(Bloomberg) — Federal Reserve Chair Jerome Powell warned that the US housing market is likely to suffer a reversal in the wake of policymakers’ interest-rate hikes.
“We’ve had a time of a red-hot housing market all over the country,” Powell said in a press conference after the Fed’s policy decision Wednesday, in which the central bank raised interest rates by another 75 basis points.
“The deceleration in housing prices that we’re seeing should help bring prices more in line with rents and other housing-market fundamentals. And that’s a good thing,” Powell said.
US mortgage rates have climbed to the highest level since 2008 in response to the Fed’s monetary tightening, with average 30-year fixed-rate home loans reaching 6.25% last week. While home-price gains remain high on a year-over-year basis, they have been decelerating.
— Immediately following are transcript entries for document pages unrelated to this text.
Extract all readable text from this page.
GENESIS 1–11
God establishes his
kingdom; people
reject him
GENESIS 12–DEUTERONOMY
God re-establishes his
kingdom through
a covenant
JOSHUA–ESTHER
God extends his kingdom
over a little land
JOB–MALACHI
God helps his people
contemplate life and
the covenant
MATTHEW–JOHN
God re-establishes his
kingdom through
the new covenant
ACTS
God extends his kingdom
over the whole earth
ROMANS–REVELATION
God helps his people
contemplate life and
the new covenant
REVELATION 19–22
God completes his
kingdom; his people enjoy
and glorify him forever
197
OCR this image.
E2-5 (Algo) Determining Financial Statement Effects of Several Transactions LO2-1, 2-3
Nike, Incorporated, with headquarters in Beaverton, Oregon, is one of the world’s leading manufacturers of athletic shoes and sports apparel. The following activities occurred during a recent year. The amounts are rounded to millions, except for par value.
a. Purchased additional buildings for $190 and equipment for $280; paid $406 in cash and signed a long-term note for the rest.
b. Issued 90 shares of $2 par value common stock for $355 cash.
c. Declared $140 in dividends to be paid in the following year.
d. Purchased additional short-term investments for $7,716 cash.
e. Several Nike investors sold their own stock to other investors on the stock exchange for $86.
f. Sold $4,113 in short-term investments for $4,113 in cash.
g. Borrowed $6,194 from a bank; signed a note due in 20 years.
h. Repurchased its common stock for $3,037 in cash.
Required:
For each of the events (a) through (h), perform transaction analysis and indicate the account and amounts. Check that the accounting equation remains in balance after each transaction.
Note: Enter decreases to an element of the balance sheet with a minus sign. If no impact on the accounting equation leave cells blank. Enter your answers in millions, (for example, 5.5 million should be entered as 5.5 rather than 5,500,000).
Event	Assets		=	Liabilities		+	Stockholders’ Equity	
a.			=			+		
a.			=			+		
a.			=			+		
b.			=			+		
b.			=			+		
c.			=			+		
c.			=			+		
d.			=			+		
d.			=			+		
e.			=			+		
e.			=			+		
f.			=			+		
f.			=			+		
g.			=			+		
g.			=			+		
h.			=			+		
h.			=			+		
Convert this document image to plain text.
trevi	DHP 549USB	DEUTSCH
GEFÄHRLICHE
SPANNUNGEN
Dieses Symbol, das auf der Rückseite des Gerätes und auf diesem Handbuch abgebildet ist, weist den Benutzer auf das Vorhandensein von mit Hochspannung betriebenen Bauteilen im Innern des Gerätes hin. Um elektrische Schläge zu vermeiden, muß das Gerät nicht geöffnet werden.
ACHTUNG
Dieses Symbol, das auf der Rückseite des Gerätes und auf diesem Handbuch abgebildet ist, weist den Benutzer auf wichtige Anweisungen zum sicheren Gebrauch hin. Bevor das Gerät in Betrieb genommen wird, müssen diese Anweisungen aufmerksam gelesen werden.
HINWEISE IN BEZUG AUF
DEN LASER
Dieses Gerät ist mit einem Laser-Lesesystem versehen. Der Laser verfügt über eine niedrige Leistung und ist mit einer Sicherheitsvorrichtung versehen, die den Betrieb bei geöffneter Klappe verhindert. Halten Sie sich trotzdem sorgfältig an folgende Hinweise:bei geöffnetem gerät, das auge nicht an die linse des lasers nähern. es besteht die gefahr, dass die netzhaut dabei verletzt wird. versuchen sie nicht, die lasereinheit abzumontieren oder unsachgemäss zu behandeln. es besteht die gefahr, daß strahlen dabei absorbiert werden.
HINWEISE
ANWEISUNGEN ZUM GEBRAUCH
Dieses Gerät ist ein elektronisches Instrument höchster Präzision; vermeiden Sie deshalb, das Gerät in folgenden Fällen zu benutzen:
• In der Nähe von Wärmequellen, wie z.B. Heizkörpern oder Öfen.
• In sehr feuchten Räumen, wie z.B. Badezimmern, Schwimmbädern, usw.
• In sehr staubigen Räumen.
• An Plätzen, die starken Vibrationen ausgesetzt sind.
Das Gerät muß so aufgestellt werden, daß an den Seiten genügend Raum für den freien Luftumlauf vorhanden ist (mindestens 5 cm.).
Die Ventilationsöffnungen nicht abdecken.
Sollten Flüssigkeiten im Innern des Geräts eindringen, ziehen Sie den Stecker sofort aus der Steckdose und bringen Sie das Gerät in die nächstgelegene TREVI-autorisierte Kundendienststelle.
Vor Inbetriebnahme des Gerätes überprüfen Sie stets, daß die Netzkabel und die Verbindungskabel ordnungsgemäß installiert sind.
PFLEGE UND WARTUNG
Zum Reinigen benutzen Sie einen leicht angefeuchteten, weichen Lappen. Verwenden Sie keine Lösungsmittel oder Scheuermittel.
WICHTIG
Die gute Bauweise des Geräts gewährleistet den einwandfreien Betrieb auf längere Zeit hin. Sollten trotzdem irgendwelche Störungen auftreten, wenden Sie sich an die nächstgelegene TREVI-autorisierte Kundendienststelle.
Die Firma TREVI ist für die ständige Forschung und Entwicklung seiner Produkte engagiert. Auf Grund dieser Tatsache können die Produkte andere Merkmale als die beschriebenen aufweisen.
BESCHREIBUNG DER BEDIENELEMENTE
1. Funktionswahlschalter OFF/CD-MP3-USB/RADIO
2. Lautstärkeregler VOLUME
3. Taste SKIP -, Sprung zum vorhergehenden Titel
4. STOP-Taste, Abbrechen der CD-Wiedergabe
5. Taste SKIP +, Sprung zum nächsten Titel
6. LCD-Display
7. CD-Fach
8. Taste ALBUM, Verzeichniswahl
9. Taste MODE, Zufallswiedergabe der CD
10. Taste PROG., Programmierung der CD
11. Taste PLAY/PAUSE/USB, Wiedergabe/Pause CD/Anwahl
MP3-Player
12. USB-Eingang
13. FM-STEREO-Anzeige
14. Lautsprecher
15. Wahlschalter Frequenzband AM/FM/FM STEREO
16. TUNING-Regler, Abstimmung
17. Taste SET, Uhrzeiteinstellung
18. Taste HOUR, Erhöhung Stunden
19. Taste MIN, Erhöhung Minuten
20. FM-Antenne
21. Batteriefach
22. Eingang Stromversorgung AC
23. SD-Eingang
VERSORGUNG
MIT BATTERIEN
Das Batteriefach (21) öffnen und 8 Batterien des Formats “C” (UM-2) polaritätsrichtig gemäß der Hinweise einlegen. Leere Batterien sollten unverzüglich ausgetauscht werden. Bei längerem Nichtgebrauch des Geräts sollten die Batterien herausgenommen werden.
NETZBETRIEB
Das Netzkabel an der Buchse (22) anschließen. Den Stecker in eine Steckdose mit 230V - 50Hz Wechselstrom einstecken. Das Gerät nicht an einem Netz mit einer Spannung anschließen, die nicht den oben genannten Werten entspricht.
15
Home sales have been declining as high borrowing costs and elevated prices compound affordability challenges, weighing on demand. A report earlier Wednesday showed sales of previously owned US homes fell for a seventh straight month in August, the longest streak since 2007, and builder sentiment has dropped every month this year in a record slide.
A report Tuesday showed that new-home construction unexpectedly rose in August. Still, a drop in building permits underscored how residential construction is coming under pressure.
“We’ve probably, in the housing market, got to go through a correction to get back” to a place where supply and demand are better aligned, price gains are “reasonable,” and people can afford properties, Powell said. Property prices “were going up at an unsustainably fast level.”
However, it will take a while for home prices and rents to cool more significantly, Powell said.
“Shelter inflation is going to remain high for some time,” Powell said. “Hope for the best, plan for the worst.”